Americans “went rogue” — she said — and started attacking the government, including such Republicans as Texas Sen. Ted Cruz.
She praised the tea party-backed senator for helping to “keep them awake,” referring to him speaking for 21 hours and 19 minutes against Obamacare on the Senate floor last September.
“His filibuster worked in waking people up to the folly of a government takeover of another one-sixth of our economy,” Palin said. “He forced debate.
“But our army balked. We hoped that they were just reloading, but instead they retreated,” she added, referring to mainstream Republicans who voted to keep funding the healthcare plan in legislation passed last year.
“And worse — worse: They joined the lapdogs in the lamestream [media] to trash the foot soldiers who had fought for America.”

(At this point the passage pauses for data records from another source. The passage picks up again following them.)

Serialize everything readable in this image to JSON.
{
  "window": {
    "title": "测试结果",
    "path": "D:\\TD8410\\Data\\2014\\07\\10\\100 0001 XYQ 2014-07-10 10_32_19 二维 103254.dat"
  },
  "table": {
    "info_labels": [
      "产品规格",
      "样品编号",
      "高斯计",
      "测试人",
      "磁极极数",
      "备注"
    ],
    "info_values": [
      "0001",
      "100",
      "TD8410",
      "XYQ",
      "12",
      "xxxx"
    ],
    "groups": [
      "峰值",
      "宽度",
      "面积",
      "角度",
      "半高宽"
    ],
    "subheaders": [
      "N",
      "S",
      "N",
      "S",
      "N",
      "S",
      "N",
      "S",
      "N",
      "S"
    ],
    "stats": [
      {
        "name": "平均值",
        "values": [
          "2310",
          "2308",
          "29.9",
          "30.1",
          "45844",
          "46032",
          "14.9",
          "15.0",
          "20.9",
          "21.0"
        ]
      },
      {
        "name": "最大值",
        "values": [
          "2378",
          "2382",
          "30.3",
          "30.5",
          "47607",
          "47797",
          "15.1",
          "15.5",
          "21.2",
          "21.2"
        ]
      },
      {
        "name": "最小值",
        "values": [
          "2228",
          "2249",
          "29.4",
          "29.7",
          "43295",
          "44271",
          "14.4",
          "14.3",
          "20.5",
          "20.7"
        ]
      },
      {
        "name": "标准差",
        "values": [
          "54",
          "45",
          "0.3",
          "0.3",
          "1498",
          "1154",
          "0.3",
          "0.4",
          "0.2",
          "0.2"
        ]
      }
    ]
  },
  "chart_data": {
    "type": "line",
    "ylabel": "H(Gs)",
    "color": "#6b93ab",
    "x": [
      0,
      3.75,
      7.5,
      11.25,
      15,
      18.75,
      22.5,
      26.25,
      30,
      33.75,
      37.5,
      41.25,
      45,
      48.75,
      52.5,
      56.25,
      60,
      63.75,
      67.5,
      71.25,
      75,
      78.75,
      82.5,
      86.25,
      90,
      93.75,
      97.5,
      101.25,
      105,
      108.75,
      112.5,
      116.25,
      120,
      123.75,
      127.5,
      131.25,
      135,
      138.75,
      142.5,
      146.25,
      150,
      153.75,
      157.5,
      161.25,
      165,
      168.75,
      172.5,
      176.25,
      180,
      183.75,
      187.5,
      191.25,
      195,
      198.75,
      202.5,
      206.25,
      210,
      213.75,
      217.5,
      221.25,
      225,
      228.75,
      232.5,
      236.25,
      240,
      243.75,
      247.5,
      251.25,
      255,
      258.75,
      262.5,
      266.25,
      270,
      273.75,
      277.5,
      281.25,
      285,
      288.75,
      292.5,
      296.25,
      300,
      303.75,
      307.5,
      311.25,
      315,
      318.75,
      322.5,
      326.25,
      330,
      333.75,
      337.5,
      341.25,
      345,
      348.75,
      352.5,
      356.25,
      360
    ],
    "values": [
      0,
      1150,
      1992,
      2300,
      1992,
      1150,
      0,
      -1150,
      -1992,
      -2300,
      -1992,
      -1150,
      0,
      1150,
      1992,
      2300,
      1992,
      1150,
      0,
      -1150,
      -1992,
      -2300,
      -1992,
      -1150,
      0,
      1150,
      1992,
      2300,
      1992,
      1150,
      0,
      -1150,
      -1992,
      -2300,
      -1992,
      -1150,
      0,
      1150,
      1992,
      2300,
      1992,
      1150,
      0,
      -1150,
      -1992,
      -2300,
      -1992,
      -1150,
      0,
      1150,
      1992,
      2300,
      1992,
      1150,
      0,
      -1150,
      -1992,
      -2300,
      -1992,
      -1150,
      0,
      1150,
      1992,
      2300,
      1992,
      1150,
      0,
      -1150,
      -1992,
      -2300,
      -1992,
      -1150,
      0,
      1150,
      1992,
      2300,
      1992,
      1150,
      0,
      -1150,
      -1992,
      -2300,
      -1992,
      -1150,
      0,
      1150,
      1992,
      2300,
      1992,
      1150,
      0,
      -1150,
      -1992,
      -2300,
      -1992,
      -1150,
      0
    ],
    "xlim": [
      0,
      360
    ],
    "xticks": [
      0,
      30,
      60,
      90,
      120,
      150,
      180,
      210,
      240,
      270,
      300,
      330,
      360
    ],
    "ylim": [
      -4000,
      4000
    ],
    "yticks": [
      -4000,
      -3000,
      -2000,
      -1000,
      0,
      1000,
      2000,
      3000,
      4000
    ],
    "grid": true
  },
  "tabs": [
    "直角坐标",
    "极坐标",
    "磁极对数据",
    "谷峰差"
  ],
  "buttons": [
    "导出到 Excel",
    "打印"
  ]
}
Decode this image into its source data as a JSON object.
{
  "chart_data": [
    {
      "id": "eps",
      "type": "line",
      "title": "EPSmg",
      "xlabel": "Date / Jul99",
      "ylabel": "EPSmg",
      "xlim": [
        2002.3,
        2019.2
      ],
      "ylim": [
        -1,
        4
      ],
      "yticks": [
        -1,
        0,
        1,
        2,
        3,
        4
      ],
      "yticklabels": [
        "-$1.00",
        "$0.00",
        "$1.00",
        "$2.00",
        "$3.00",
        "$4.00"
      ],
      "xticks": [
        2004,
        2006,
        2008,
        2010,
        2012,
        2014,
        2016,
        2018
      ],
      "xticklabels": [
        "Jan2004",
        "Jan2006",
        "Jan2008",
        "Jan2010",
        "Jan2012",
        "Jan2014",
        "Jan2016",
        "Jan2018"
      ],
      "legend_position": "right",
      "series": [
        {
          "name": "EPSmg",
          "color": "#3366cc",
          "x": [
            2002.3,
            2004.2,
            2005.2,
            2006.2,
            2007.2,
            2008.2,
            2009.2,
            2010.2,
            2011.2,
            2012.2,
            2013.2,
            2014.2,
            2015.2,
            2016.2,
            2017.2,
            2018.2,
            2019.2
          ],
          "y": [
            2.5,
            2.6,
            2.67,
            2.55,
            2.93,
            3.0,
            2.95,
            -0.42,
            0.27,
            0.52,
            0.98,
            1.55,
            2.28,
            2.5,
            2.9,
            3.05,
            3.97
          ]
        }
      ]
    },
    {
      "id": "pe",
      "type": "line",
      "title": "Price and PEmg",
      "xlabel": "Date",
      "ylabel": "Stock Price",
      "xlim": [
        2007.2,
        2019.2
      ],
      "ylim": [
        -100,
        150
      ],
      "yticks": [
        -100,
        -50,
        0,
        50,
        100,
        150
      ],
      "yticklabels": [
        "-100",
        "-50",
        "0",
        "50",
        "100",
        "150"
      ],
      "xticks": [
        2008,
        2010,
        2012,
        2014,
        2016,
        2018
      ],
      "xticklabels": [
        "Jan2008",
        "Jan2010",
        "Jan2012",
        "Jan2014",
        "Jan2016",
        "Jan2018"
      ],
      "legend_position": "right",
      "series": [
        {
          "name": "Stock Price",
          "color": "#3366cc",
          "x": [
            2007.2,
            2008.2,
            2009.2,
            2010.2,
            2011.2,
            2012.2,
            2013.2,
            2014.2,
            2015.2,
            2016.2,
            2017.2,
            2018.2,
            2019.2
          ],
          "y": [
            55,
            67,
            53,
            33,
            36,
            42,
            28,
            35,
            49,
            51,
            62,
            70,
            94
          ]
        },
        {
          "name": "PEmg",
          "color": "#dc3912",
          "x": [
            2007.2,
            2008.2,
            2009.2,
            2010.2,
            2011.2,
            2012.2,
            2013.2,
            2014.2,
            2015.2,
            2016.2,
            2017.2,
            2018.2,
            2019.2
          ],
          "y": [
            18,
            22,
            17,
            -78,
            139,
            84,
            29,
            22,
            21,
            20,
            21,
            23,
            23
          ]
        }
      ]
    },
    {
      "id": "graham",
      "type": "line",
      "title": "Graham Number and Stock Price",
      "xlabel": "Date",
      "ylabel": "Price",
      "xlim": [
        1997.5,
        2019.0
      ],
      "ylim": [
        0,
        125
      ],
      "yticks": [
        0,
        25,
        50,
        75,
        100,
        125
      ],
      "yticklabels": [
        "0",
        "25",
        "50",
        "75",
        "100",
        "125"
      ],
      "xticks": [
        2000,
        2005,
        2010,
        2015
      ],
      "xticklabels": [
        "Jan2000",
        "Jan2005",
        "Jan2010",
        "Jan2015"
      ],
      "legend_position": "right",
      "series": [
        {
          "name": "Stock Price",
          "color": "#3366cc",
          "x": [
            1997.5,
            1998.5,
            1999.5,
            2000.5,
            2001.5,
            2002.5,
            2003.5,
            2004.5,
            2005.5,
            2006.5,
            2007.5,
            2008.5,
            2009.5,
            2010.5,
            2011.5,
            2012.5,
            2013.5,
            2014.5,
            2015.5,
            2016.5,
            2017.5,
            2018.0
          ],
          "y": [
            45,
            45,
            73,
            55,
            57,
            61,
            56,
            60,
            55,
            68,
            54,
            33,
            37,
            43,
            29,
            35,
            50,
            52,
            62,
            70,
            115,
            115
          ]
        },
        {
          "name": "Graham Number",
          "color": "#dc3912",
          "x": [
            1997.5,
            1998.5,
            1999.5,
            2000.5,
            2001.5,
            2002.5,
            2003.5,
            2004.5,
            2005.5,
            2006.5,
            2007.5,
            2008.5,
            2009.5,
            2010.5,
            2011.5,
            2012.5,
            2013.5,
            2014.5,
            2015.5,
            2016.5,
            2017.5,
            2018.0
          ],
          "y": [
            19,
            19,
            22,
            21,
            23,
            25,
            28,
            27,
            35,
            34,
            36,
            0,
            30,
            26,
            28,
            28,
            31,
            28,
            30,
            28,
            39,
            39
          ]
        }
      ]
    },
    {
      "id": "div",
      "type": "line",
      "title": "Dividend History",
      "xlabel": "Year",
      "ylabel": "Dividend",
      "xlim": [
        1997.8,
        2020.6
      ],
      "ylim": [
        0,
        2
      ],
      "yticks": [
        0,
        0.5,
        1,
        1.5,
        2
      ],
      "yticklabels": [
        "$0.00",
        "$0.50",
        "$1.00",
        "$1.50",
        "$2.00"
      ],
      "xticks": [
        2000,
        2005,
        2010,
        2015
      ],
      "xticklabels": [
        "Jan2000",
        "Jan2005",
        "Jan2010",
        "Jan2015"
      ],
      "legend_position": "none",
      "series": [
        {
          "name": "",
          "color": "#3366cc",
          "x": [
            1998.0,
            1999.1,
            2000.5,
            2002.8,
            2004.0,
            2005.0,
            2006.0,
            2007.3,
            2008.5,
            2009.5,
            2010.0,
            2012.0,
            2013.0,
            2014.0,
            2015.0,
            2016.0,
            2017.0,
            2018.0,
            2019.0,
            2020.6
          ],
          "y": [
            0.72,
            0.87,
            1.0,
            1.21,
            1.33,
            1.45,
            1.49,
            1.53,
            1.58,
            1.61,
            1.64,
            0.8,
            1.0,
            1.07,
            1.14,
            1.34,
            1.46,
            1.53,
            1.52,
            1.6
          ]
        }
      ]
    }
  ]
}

Besides Cruz, Palin praised such Republicans as Sens. Rand Paul of Kentucky and Mike Lee of Utah, and Rep. Louie Gohmert, who also represents Texas.
“We’ve got some good guys in there. They carry the common-sense gene,” she said — pointing to the legislators as evidence of a bright future for the GOP in holding onto the House, while re-claiming the Senate this fall and the White House in 2016.
But what brought the strongest applause from the CPAC crowd was Palin’s variations on the Dr. Seuss 1960 classic, “Green Eggs and Ham.” Cruz read the book to his children during his Senate floor standoff last year.
Pulling out a copy of the book — some attendees shouted, “Read to us!” — Palin offered these lines:
“I do not like this Uncle Sam. I do not like his healthcare scam. I do not like these dirty crooks, for how they lie and cook the books. I do not like when Congress stills. I do not like their crony dills.
“I do not like this spying, man. I do not like ‘Oh, yes we can.’ I do not like this spending spree. We’re smart, we know there’s nothing free. I do not like reporters’ smug replies when I complain about their lies.
“I do not like this kind of hope, and we won’t take it — nope, nope, nope.”
Palin noted that some of the lines came from the Internet. “I winged the other ones.”